Giustamente, guardando a questo paesaggio, Romano Prodi ha concluso: «L’Italia merita un po’ più di felicità».

http://www.unita.it/index.asp?topic_tipo=&topic_id=40725

Messaggi

  • Qui si parla di berlusconi,inteso come nano in politica.

    Uno che s’ispira a Goebells, nel 3 millennio, perchè pensa che i cittadini siano una massa di ignoranti d’addomesticare con le sue Tv, uno che fà un pamphlet contro un giornale che critica la sua politica(critica sacrosanta in democrazia), uno che fà un congresso di Forza Italia(che nome) per cercare di oscurare il congresso dell’opposizione e che in questa assemblea quasi deserta è capace di ripetere per 2 giorni calunnie e insulti verso la sinistra, che afferma di essere lui il bene con 21 processi sul groppone per frode,corruzione, falso in bilancio, mafia e altro, uno che in due giorni non ha saputo spendere una parola sulla situazione del Paese, non è un NANO?

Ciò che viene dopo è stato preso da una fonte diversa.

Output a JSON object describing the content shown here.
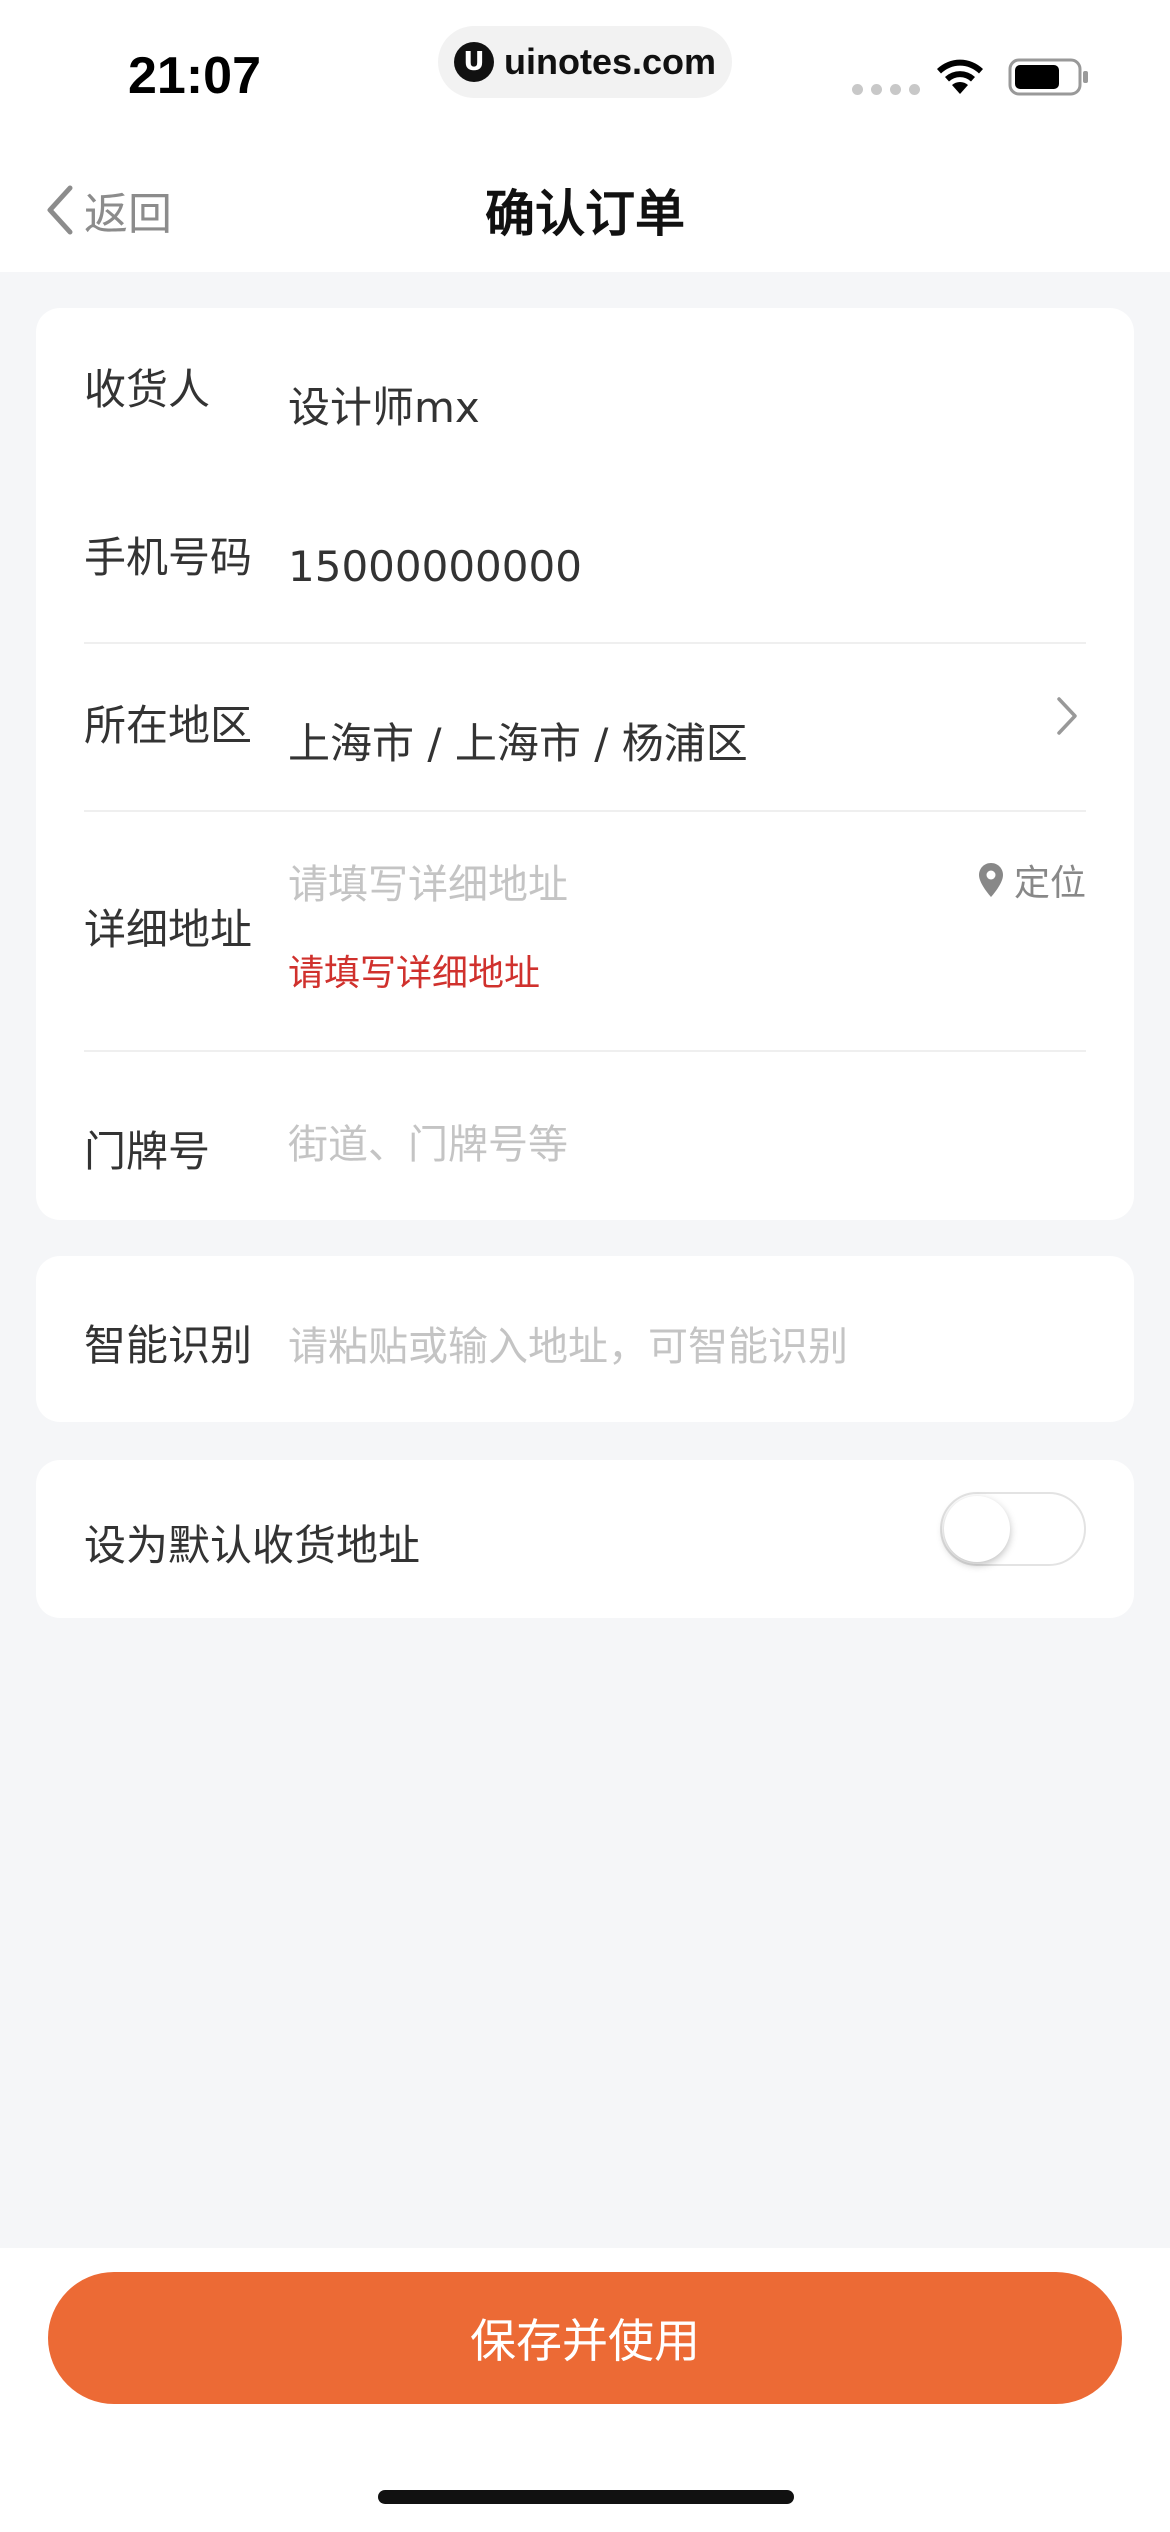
{
  "status_bar": {
    "time": "21:07",
    "url": "uinotes.com",
    "logo_glyph": "U"
  },
  "nav": {
    "back_label": "返回",
    "title": "确认订单"
  },
  "address_form": {
    "recipient": {
      "label": "收货人",
      "value": "设计师mx"
    },
    "phone": {
      "label": "手机号码",
      "value": "15000000000"
    },
    "region": {
      "label": "所在地区",
      "value": "上海市 / 上海市 / 杨浦区"
    },
    "detail": {
      "label": "详细地址",
      "placeholder": "请填写详细地址",
      "error": "请填写详细地址",
      "locate_label": "定位"
    },
    "house_number": {
      "label": "门牌号",
      "placeholder": "街道、门牌号等"
    }
  },
  "smart_recognition": {
    "label": "智能识别",
    "placeholder": "请粘贴或输入地址，可智能识别"
  },
  "default_address": {
    "label": "设为默认收货地址",
    "enabled": false
  },
  "footer": {
    "save_label": "保存并使用"
  },
  "colors": {
    "accent": "#ec6a35",
    "error": "#d0312d",
    "background": "#f5f6f8"
  }
}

    Preferisci un piccolo Duce fuori epoca?

    Un piccolo Cesare?

    Sempre piccolo è. Enorme è soltanto la sua volontà di sopprimere il dissenso e quindi la democrazia e la legalità Enormi sono la sua scorrettezza,la sua capacità di abbindolare il prossimo, la sua voglia di restare al potere per non dover rispondere davanti alla giustizia dei suoi crimini.

    Giganteschi i suoi interessi privati che tutela con la sua carica pubblica. Un’eversione gigantesca, contro i diritti di tutti i cittadini, la sua convinzione e le sue affermazioni che davanti alla legge lui è piu uguale degli altri. Metti tu l’accento su una di queste aberrazioni. Quella che preferisci.

    Io penso che lo puoi mettere su tutte.